“The Intellectuals and the Masses” by John Carey
Non fiction
Stephen
9/15/20253 min read
I am currently looking to re-read some books that I remember from the past and which had an influence on the way I tend to see and understand the world. This one, originally published in 1992 was one I read at the time and which has stayed with me through my adult life. The impact second time around was – as I expected – less strong, but I still find the book to be both fascinating and important in what it conveys.
John Carey combined for many years a career as an Oxford academic teaching English literature at Merton College with that of one of the Sunday Times’s leading book reviewers. He did not therefore live exclusively in an ivory tower among scholarly elites. He kept a foot firmly anchored in the real world of contemporary publishing and read a huge variety of books, non-fiction as well as fiction. He was (and indeed is) therefore no intellectual snob and, as this book attests, he is somewhat contemptuous of those who are. These are prejudices that I very much share and were I think solidified by my reading of this book over thirty years ago. And they have very much helped to shape the direction I have looked to taken in my own career.
The core argument is that the dominant attitude of British literary elites in the nineteenth and early twentieth centuries was one that held the mass of the population in disdain. Many of the key figures who presided over the development of ‘modernism’ were highly snobbish in their attitudes and abhorred the rise of a literate middle class in particular who lived in suburbs, read newspapers and enjoyed realist, approachable novels of a kind Virginia Woolf labelled ‘middlebrow’. The case John Carey makes against them and for writers like Arnold Bennett (hailed as ‘the hero of this book’) is well made and compelling, being rooted in the suggestion that modernist literature, like modern art, was in large part deliberately made to be inaccessible in order that might only be appreciated by intellectual elites as a means whereby they might distinguish their taste from that of the burgeoning bourgeois hordes. They never sought a mass audience for their work, being entirely content with a small, refined audience of similarly highly-educated people like themselves.
This argument is I think well made in this book, and I think holds true to a large extent today in the universities I have worked in throughout my professional career. There is an often unspoken but clearly perceptible culture which holds teaching in some disdain and which assumes that the publication of a research paper that very few will ever read is of greater value than a text book that will be read by many thousands. Academic journal articles are often written in a language that will never appeal to a wide audience and which can be hard to understand if you are not a highly educated specialist in the relevant field.

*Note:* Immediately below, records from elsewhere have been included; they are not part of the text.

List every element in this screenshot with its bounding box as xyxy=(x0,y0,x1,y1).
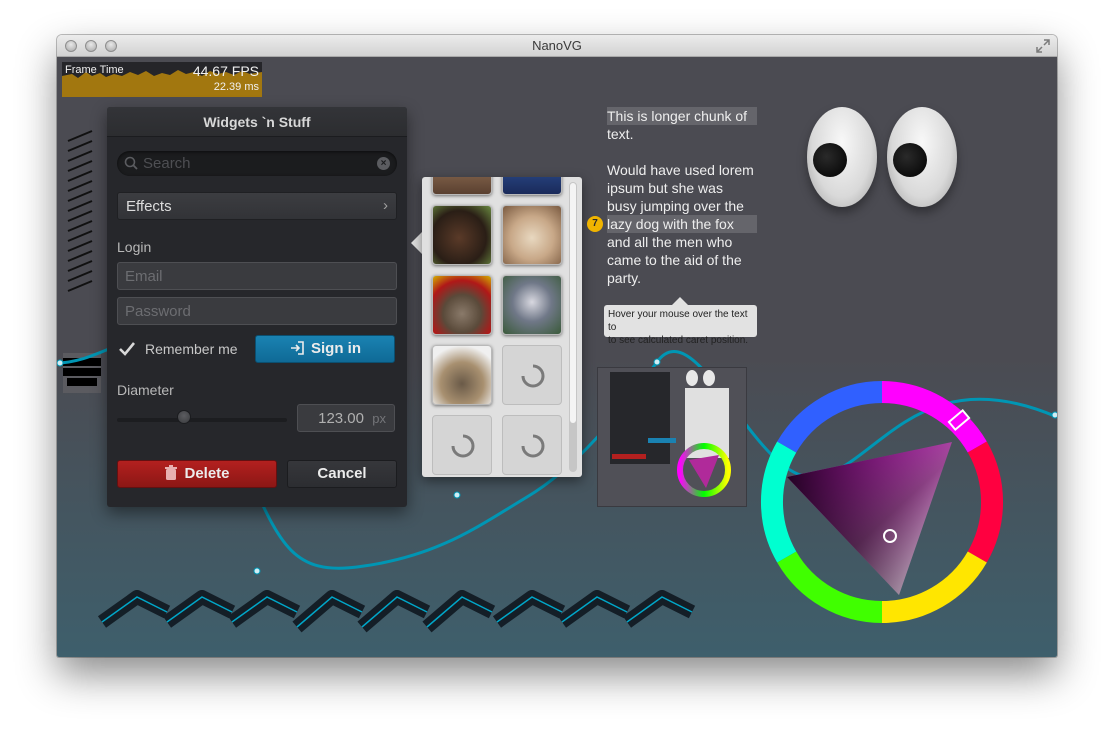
color-wheel[interactable] xyxy=(757,377,1007,627)
title-bar: NanoVG xyxy=(57,35,1057,57)
fullscreen-icon[interactable] xyxy=(1035,38,1051,54)
app-window: NanoVG Frame Time 44.67 FPS 22.39 ms Wid… xyxy=(57,35,1057,657)
nanovg-canvas[interactable]: Frame Time 44.67 FPS 22.39 ms Widgets `n… xyxy=(57,57,1057,657)
window-title: NanoVG xyxy=(532,38,582,53)
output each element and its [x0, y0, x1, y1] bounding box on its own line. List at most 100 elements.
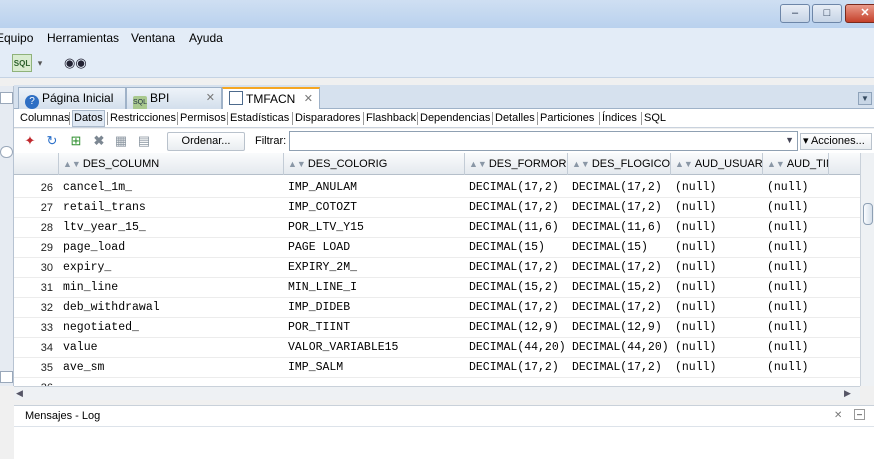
- table-cell[interactable]: (null): [765, 338, 829, 358]
- table-cell[interactable]: deb_withdrawal: [61, 298, 284, 318]
- horizontal-scrollbar[interactable]: ◀ ▶: [14, 386, 860, 400]
- column-header-aud-usuario[interactable]: ▲▼AUD_USUARIO: [671, 153, 763, 175]
- table-cell[interactable]: (null): [765, 178, 829, 198]
- subtab-datos[interactable]: Datos: [72, 110, 105, 127]
- panel-collapse-icon[interactable]: [0, 371, 13, 383]
- subtab-particiones[interactable]: Particiones: [540, 112, 594, 124]
- table-cell[interactable]: negotiated_: [61, 318, 284, 338]
- table-row[interactable]: 30 expiry_ EXPIRY_2M_ DECIMAL(17,2) DECI…: [14, 258, 860, 278]
- table-cell[interactable]: (null): [673, 358, 763, 378]
- sql-worksheet-icon[interactable]: SQL: [12, 54, 32, 72]
- table-cell[interactable]: DECIMAL(17,2): [467, 198, 568, 218]
- tab-tmfacn[interactable]: TMFACN ✕: [222, 87, 320, 109]
- column-header-des-colorig[interactable]: ▲▼ DES_COLORIG: [284, 153, 465, 175]
- table-cell[interactable]: DECIMAL(17,2): [467, 358, 568, 378]
- close-tab-icon[interactable]: ✕: [206, 88, 215, 108]
- sort-button[interactable]: Ordenar...: [167, 132, 245, 151]
- table-cell[interactable]: IMP_DIDEB: [286, 298, 465, 318]
- table-cell[interactable]: (null): [765, 298, 829, 318]
- subtab-restricciones[interactable]: Restricciones: [110, 112, 176, 124]
- table-cell[interactable]: IMP_COTOZT: [286, 198, 465, 218]
- commit-icon[interactable]: ▦: [113, 133, 129, 149]
- scroll-left-icon[interactable]: ◀: [16, 388, 23, 399]
- table-cell[interactable]: [286, 378, 465, 386]
- menu-equipo[interactable]: Equipo: [0, 31, 33, 45]
- pin-icon[interactable]: ✦: [22, 133, 38, 149]
- tab-list-dropdown[interactable]: ▼: [858, 92, 872, 105]
- table-cell[interactable]: (null): [673, 318, 763, 338]
- table-cell[interactable]: ave_sm: [61, 358, 284, 378]
- table-row[interactable]: 36: [14, 378, 860, 386]
- table-cell[interactable]: DECIMAL(17,2): [467, 178, 568, 198]
- table-cell[interactable]: DECIMAL(17,2): [570, 178, 671, 198]
- subtab-flashback[interactable]: Flashback: [366, 112, 416, 124]
- table-cell[interactable]: VALOR_VARIABLE15: [286, 338, 465, 358]
- table-cell[interactable]: (null): [673, 298, 763, 318]
- table-cell[interactable]: cancel_1m_: [61, 178, 284, 198]
- table-cell[interactable]: [61, 378, 284, 386]
- table-cell[interactable]: PAGE LOAD: [286, 238, 465, 258]
- delete-row-icon[interactable]: ✖: [91, 133, 107, 149]
- minimize-button[interactable]: –: [780, 4, 810, 23]
- table-cell[interactable]: (null): [765, 318, 829, 338]
- table-cell[interactable]: retail_trans: [61, 198, 284, 218]
- table-cell[interactable]: (null): [673, 258, 763, 278]
- table-cell[interactable]: DECIMAL(15,2): [570, 278, 671, 298]
- subtab-estadisticas[interactable]: Estadísticas: [230, 112, 289, 124]
- table-cell[interactable]: POR_TIINT: [286, 318, 465, 338]
- table-cell[interactable]: (null): [765, 258, 829, 278]
- table-cell[interactable]: DECIMAL(17,2): [570, 298, 671, 318]
- table-cell[interactable]: value: [61, 338, 284, 358]
- refresh-icon[interactable]: ↻: [44, 133, 60, 149]
- table-cell[interactable]: (null): [765, 278, 829, 298]
- table-cell[interactable]: (null): [765, 238, 829, 258]
- insert-row-icon[interactable]: ⊞: [68, 133, 84, 149]
- table-cell[interactable]: IMP_SALM: [286, 358, 465, 378]
- filter-input[interactable]: ▼: [289, 131, 798, 151]
- table-cell[interactable]: DECIMAL(17,2): [570, 258, 671, 278]
- tab-pagina-inicial[interactable]: ? Página Inicial: [18, 87, 126, 109]
- panel-restore-icon[interactable]: [0, 92, 13, 104]
- close-window-button[interactable]: ✕: [845, 4, 874, 23]
- table-cell[interactable]: [570, 378, 671, 386]
- table-cell[interactable]: DECIMAL(12,9): [570, 318, 671, 338]
- actions-button[interactable]: ▾ Acciones...: [800, 133, 872, 150]
- menu-ayuda[interactable]: Ayuda: [189, 31, 223, 45]
- table-cell[interactable]: (null): [673, 218, 763, 238]
- table-cell[interactable]: min_line: [61, 278, 284, 298]
- table-cell[interactable]: (null): [765, 218, 829, 238]
- table-cell[interactable]: page_load: [61, 238, 284, 258]
- binoculars-icon[interactable]: ◉◉: [64, 54, 87, 72]
- subtab-dependencias[interactable]: Dependencias: [420, 112, 490, 124]
- table-cell[interactable]: (null): [673, 238, 763, 258]
- table-cell[interactable]: DECIMAL(17,2): [570, 198, 671, 218]
- table-cell[interactable]: DECIMAL(17,2): [570, 358, 671, 378]
- table-row[interactable]: 35 ave_sm IMP_SALM DECIMAL(17,2) DECIMAL…: [14, 358, 860, 378]
- subtab-sql[interactable]: SQL: [644, 112, 666, 124]
- table-cell[interactable]: DECIMAL(12,9): [467, 318, 568, 338]
- table-cell[interactable]: (null): [673, 338, 763, 358]
- table-cell[interactable]: [765, 378, 829, 386]
- filter-dropdown-icon[interactable]: ▼: [785, 135, 794, 145]
- table-row[interactable]: 31 min_line MIN_LINE_I DECIMAL(15,2) DEC…: [14, 278, 860, 298]
- subtab-detalles[interactable]: Detalles: [495, 112, 535, 124]
- subtab-indices[interactable]: Índices: [602, 112, 637, 124]
- column-header-des-formorig[interactable]: ▲▼DES_FORMORIG: [465, 153, 568, 175]
- table-cell[interactable]: POR_LTV_Y15: [286, 218, 465, 238]
- column-header-des-column[interactable]: ▲▼ DES_COLUMN: [59, 153, 284, 175]
- close-icon[interactable]: ✕: [834, 410, 842, 421]
- maximize-button[interactable]: □: [812, 4, 842, 23]
- table-cell[interactable]: expiry_: [61, 258, 284, 278]
- tab-bpi[interactable]: SQL BPI ✕: [126, 87, 222, 110]
- table-cell[interactable]: [673, 378, 763, 386]
- rollback-icon[interactable]: ▤: [136, 133, 152, 149]
- table-cell[interactable]: MIN_LINE_I: [286, 278, 465, 298]
- table-cell[interactable]: ltv_year_15_: [61, 218, 284, 238]
- subtab-permisos[interactable]: Permisos: [180, 112, 226, 124]
- table-cell[interactable]: DECIMAL(17,2): [467, 298, 568, 318]
- table-cell[interactable]: (null): [673, 178, 763, 198]
- table-row[interactable]: 32 deb_withdrawal IMP_DIDEB DECIMAL(17,2…: [14, 298, 860, 318]
- table-cell[interactable]: (null): [673, 278, 763, 298]
- table-row[interactable]: 29 page_load PAGE LOAD DECIMAL(15) DECIM…: [14, 238, 860, 258]
- table-row[interactable]: 28 ltv_year_15_ POR_LTV_Y15 DECIMAL(11,6…: [14, 218, 860, 238]
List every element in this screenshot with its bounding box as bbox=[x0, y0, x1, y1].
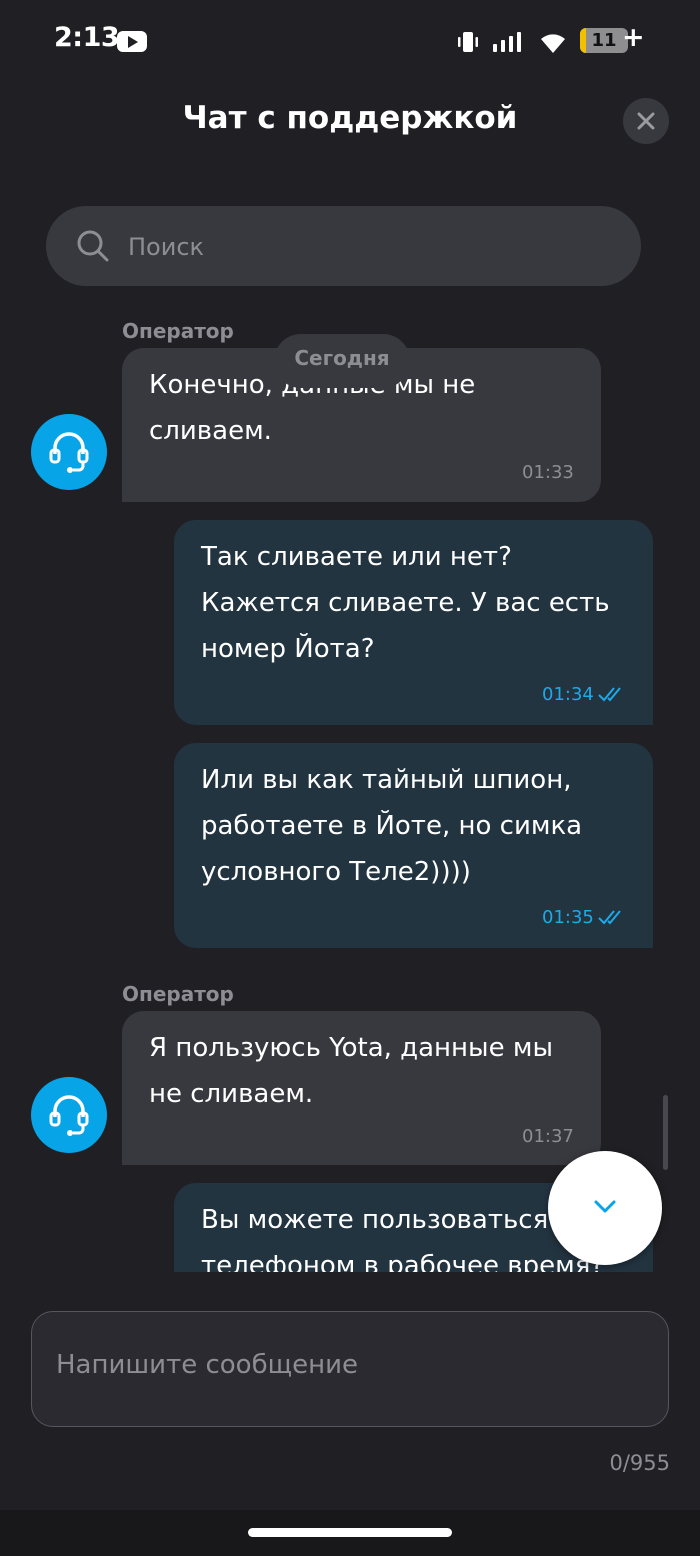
charging-plus-icon: + bbox=[622, 22, 645, 53]
scrollbar-thumb[interactable] bbox=[663, 1095, 668, 1170]
search-bar[interactable] bbox=[46, 206, 641, 288]
message-input[interactable] bbox=[54, 1348, 648, 1398]
character-counter: 0/955 bbox=[609, 1451, 670, 1475]
message-time: 01:35 bbox=[542, 907, 594, 928]
headset-icon bbox=[49, 432, 89, 473]
sender-label: Оператор bbox=[122, 982, 234, 1006]
message-text: Или вы как тайный шпион, работаете в Йот… bbox=[201, 765, 583, 887]
headset-icon bbox=[49, 1095, 89, 1136]
read-double-check-icon bbox=[598, 910, 621, 925]
sender-label: Оператор bbox=[122, 319, 234, 343]
message-time: 01:34 bbox=[542, 684, 594, 705]
message-text: Я пользуюсь Yota, данные мы не сливаем. bbox=[149, 1033, 553, 1109]
page-title: Чат с поддержкой bbox=[182, 100, 518, 136]
message-input-box[interactable] bbox=[31, 1311, 669, 1427]
vibrate-icon bbox=[458, 32, 478, 52]
close-icon bbox=[637, 112, 655, 130]
message-time: 01:33 bbox=[522, 462, 574, 483]
battery-level: 11 bbox=[591, 30, 617, 51]
read-double-check-icon bbox=[598, 687, 621, 702]
message-text: Так сливаете или нет? Кажется сливаете. … bbox=[201, 542, 610, 664]
operator-avatar bbox=[31, 414, 107, 490]
search-input[interactable] bbox=[126, 206, 610, 288]
date-separator: Сегодня bbox=[274, 334, 410, 388]
home-indicator[interactable] bbox=[248, 1528, 452, 1537]
chat-messages[interactable]: Оператор Конечно, данные мы не сливаем. … bbox=[0, 300, 700, 1272]
operator-avatar bbox=[31, 1077, 107, 1153]
chevron-down-icon bbox=[594, 1200, 616, 1213]
close-button[interactable] bbox=[623, 98, 669, 144]
message-bubble-incoming[interactable]: Я пользуюсь Yota, данные мы не сливаем. … bbox=[122, 1011, 601, 1165]
message-bubble-outgoing[interactable]: Так сливаете или нет? Кажется сливаете. … bbox=[174, 520, 653, 725]
message-time: 01:37 bbox=[522, 1126, 574, 1147]
youtube-notification-icon bbox=[117, 31, 147, 52]
battery-icon: 11 bbox=[580, 28, 628, 53]
message-bubble-outgoing[interactable]: Или вы как тайный шпион, работаете в Йот… bbox=[174, 743, 653, 948]
scroll-to-bottom-button[interactable] bbox=[548, 1151, 662, 1265]
wifi-icon bbox=[541, 34, 565, 53]
signal-icon bbox=[493, 32, 521, 52]
status-time: 2:13 bbox=[54, 22, 120, 53]
search-icon bbox=[77, 230, 109, 262]
message-text: Вы можете пользоваться телефоном в рабоч… bbox=[201, 1205, 605, 1272]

So far so good, but I think that Carey’s book does tend rather to overstate the case. Is it really so elitist or snobbish to lament the loss of countryside when new housing estates are built, to find advertising intensely irritating or to deplore the quality of much that passes for journalism in the tabloid press? I was also not so convinced by the links he makes between the thinking of British intellectuals and the rise of fascism and nazism in Europe. Of course there were examples of fools like Wyndham Lewis who approved of Hitler’s rise in the 1930s, but in truth there is not so much that the highly educated British writers ever really had in common with him. Most were left-leaning and far more bamboozled by Communism than fascism as has been shown repeatedly in equally enjoyable books by the likes of David Caute and Roger Scruton. I also thought from time to time that Carey tended to ascribe views to an author simply because they were given voice by a character created by that author. These examples were not so persuasive.
In other respects this is a great book, written as it just had to be given its subject matter in a highly readable style. The amount of reading that John Carey draws on to make his points is hugely impressive and of course, as is always the case when I read works of literary criticism, serves to remind me that despite over fifty years of pretty obsessive reading how very poorly read I still am.